Operations Greenwood and Pomegranate Normandy July 1944 EN.svg: Philg88Derivative work: Hogweard, CC BY 4.0 , via Wikimedia Commons

In the week of the 80th anniversary of the D-Day landings, academics from across the Faculty of Arts, Humanities and Social Sciences are providing a series of perspectives from their own disciplinary viewpoint.

To open the series, renowned historian Professor Richard Overy, author of books including Blood and Ruins and Russia’s War, frames the landings in the context of Russia’s demand for a second front in the theatre of war.

The invasion of Normandy on 6 June 1944, conventionally known as D-Day, was intended to open the ‘Second Front’ that Soviet leader Joseph Stalin had been demanding of his Western Allies since 1941. Vague promises were made in 1942 by American President Franklin Roosevelt, and repeated in 1943. The British Prime Minister, Winston Churchill, was far from enthusiastic and tried to persuade Stalin that the RAF bombing campaign against Germany virtually amounted to a Second Front by diverting German military resources to the defence of the Reich. He hoped that Stalin would also see the invasion of Sicily and Italy in summer 1943 as, in effect, another front.

Stalin was unimpressed. For him a ‘Second Front’ meant launching large armies at German-occupied Western Europe to draw German forces away from the Eastern Front. He did not believe in half measures. The relentless Red Army battering of the German army brought a terrible cost in death and destruction – almost nine million dead Soviet soldiers and airmen. Why did the Western Allies take so long to fulfil their assurances to their Soviet ally? In the first place, they wanted to avoid any risk of failure. Theirs was not a ground war, but a vast amphibious invasion. Defeat would mean both political and military humiliation and a second invasion attempt would not be possible before 1945 (by which time the Red Army might already have reached Berlin). Secondly, British, American, and Canadian troops were inexperienced and their commanders did not want to throw them into the cauldron of a major amphibious invasion until training and equipment were complete.

Above all, it proved difficult to reconcile strategic differences between the British and Americans. Churchill was consistently pessimistic about the prospects for an amphibious invasion, perhaps from memories of the failed attempt at Gallipoli in 1915, for which he was responsible. He favoured a Mediterranean strategy that would attack the weakest part of German-dominated Europe, knock Italy out of the war, and possibly open the way to an invasion of Germany from the south.
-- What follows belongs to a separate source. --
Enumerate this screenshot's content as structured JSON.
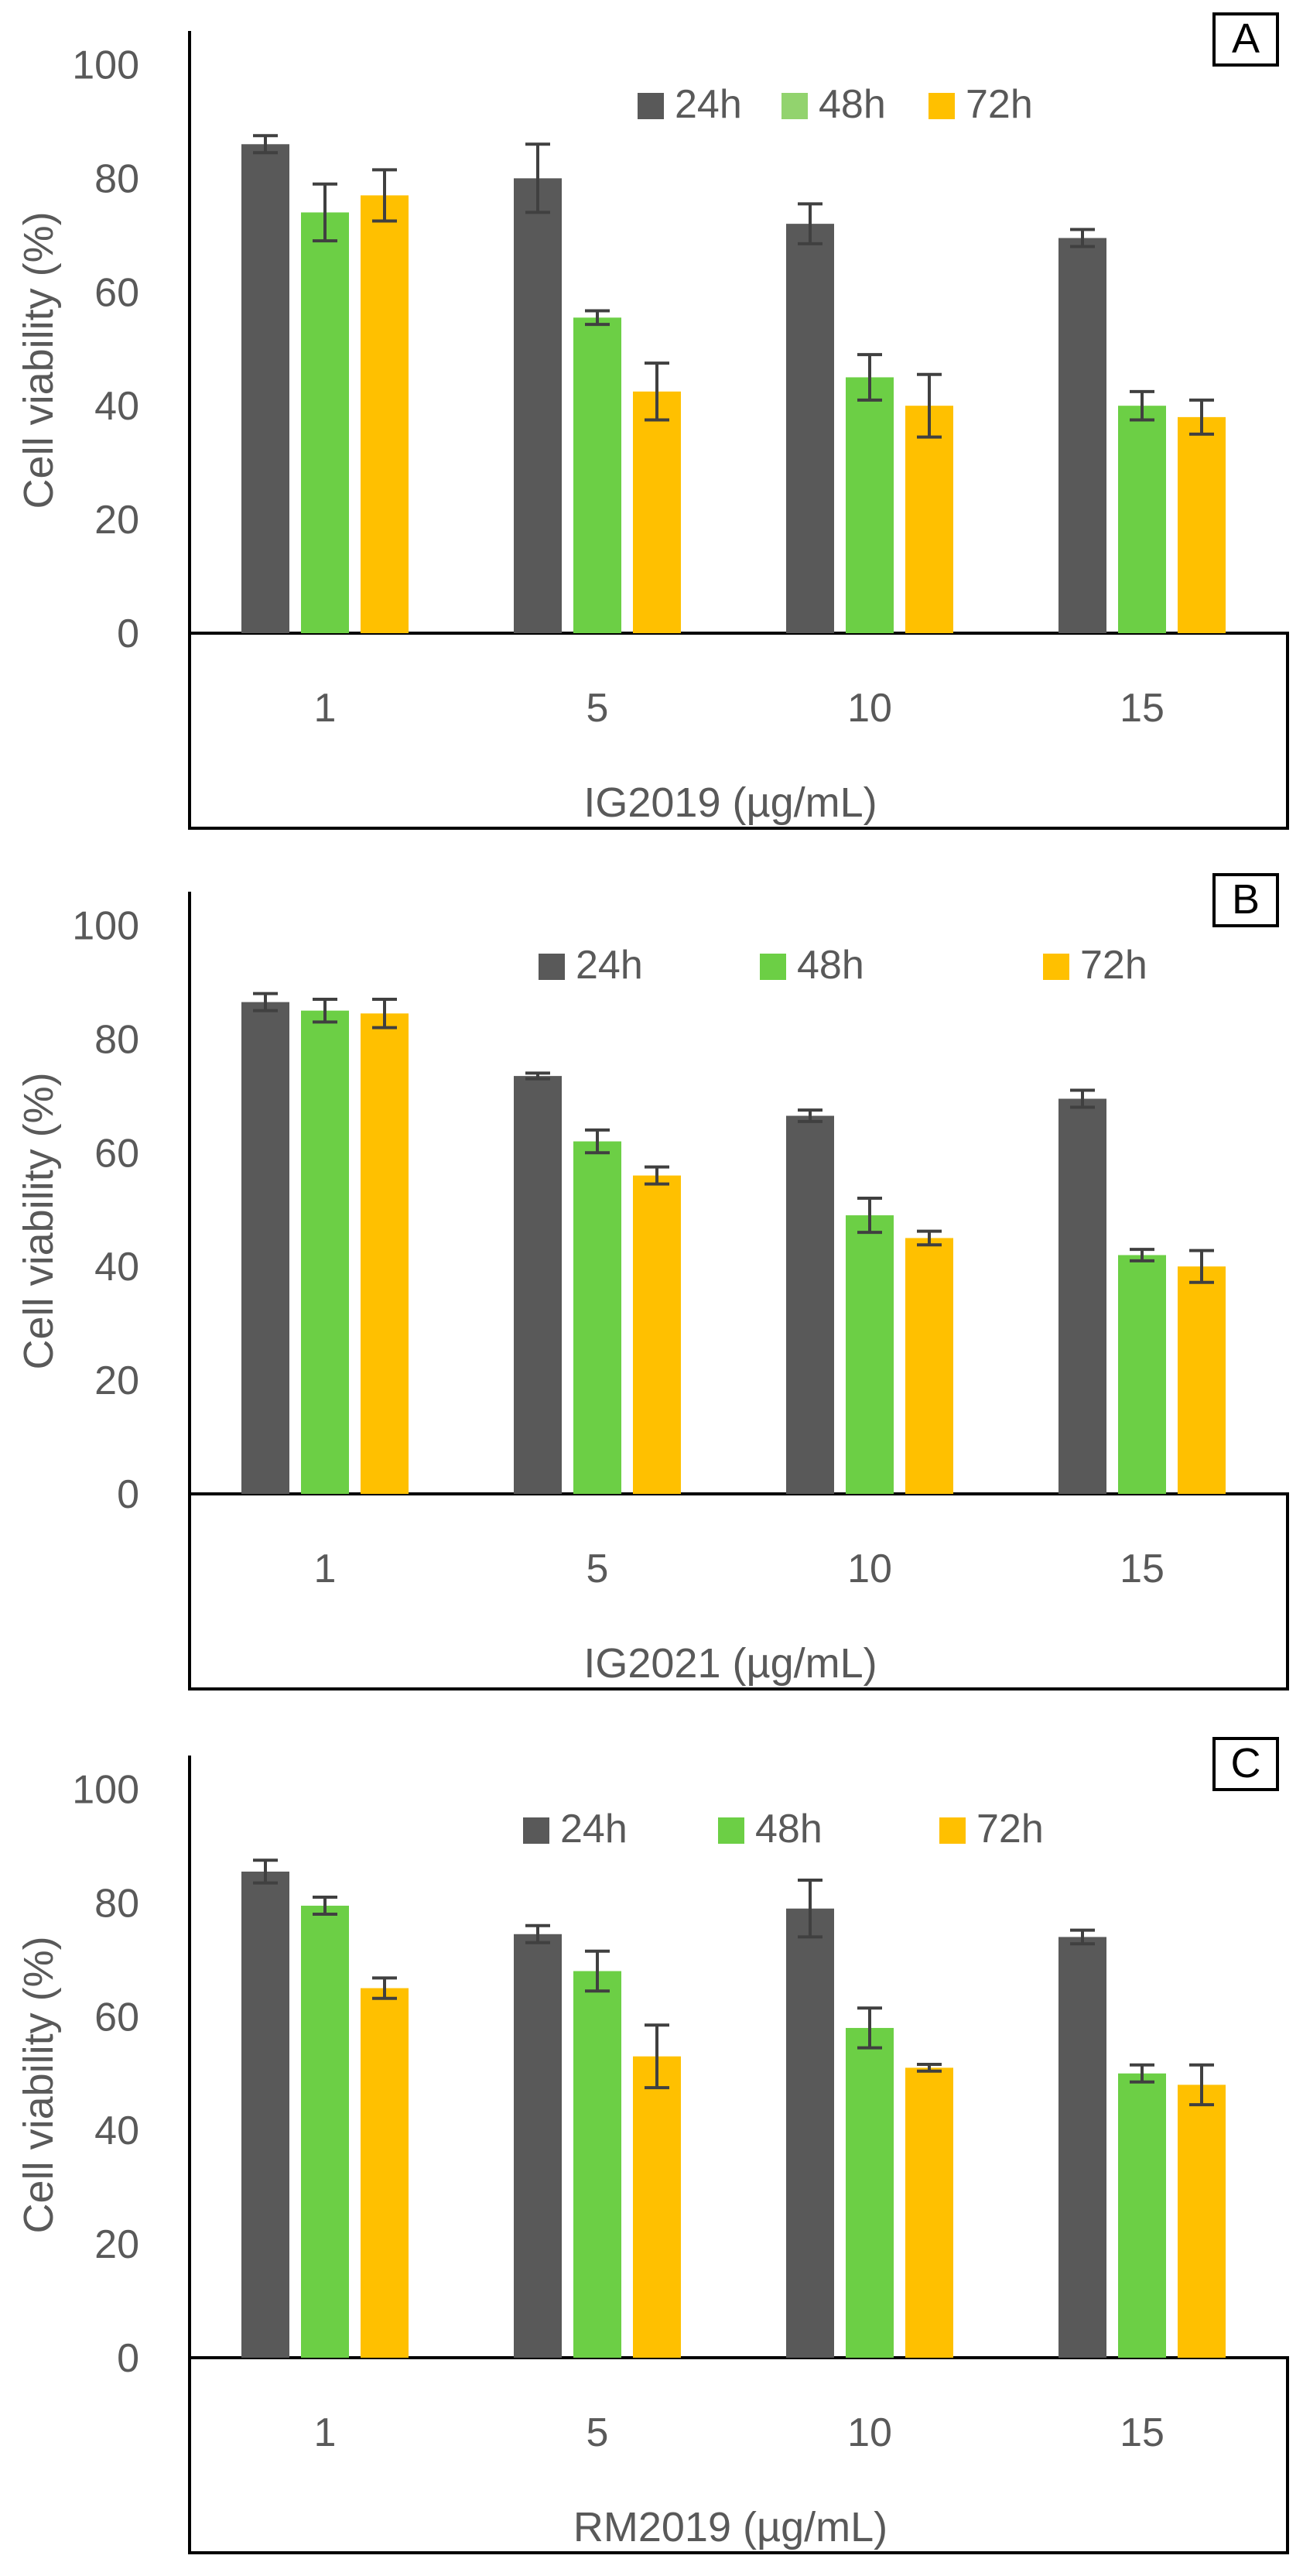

Roosevelt’s military advisers were resolutely opposed to this strategic trajectory, to the extent that they might have turned to a ‘Japan first’ strategy if the British had proved difficult. In the end, Churchill had to follow his own commanders’ lead, who favoured a collaborative invasion carried out together with American and Canadian forces. It seems unlikely that Churchill could really have obstructed the launching of the ‘Second Front’, but he grumbled about it right up to the point of invasion. The American success in getting priority for OVERLORD, the campaign that began with D-Day, marked the point when the initiative in the war passed to the United States from the British Empire.

Chief Photographer’s Mate (CPHOM) Robert F. Sargent, U.S. Coast Guard, Public domain, via Wikimedia Commons

Even then, the condition for making D-Day possible was the success in deceiving the German armed forces about the primary objective in summer 1944. Deception was elaborate, and the purpose was to persuade the German side that the north-east of France, nearest to southern England, was the main invasion site. Any threat to Normandy, if it was discovered, would be presented as a decoy attack, designed to draw German forces away from the main locus of the campaign. The deception could so easily have gone wrong, but it succeeded only because Hitler and the German High Command assumed that the enemy would attack north-east France as the quickest route into Germany and the Ruhr industrial district; the possible threat to Normandy was indeed viewed by the German side as a deliberate and subsidiary diversion. The deception reinforced German perceptions. The bulk of German forces and armour were in the north-east, the Normandy front more weakly held.

It is easy to understand Stalin’s impatience. Indeed, by the time of D-Day, Stalin had decided that the Red Army could probably win the war against Germany on its own. The huge ground battle in Belorussia, begun on 21/22 June, Operation Bagration, was immediately successful and the Soviet side contrasted the rapid advance of the Red Army with the slow slugging match in the Normandy countryside after D-Day. Perhaps the Red Army could have done it alone (though helped by heavy Anglo-American bombing and Lend-Lease aid), but, as the Americans realised, a ‘Second Front’ was essential politically as well as militarily. Failure to attack in the West would send the wrong message to the peoples of occupied Western Europe, encourage the further spread of communism, and undermine the Grand Alliance at a critical stage in the Allied war effort.

Churchill had been right to worry about the invasion – which took weeks of effort before it bore fruit – but wrong about Western strategy. The ‘Second Front’ was a necessary one. The troops who waded ashore under heavy fire on the morning of 6 June were doing more than fighting the Germans. They were opening the prospect of a revived and democratic Western Europe, free of German domination and able to confront any possible Soviet threat.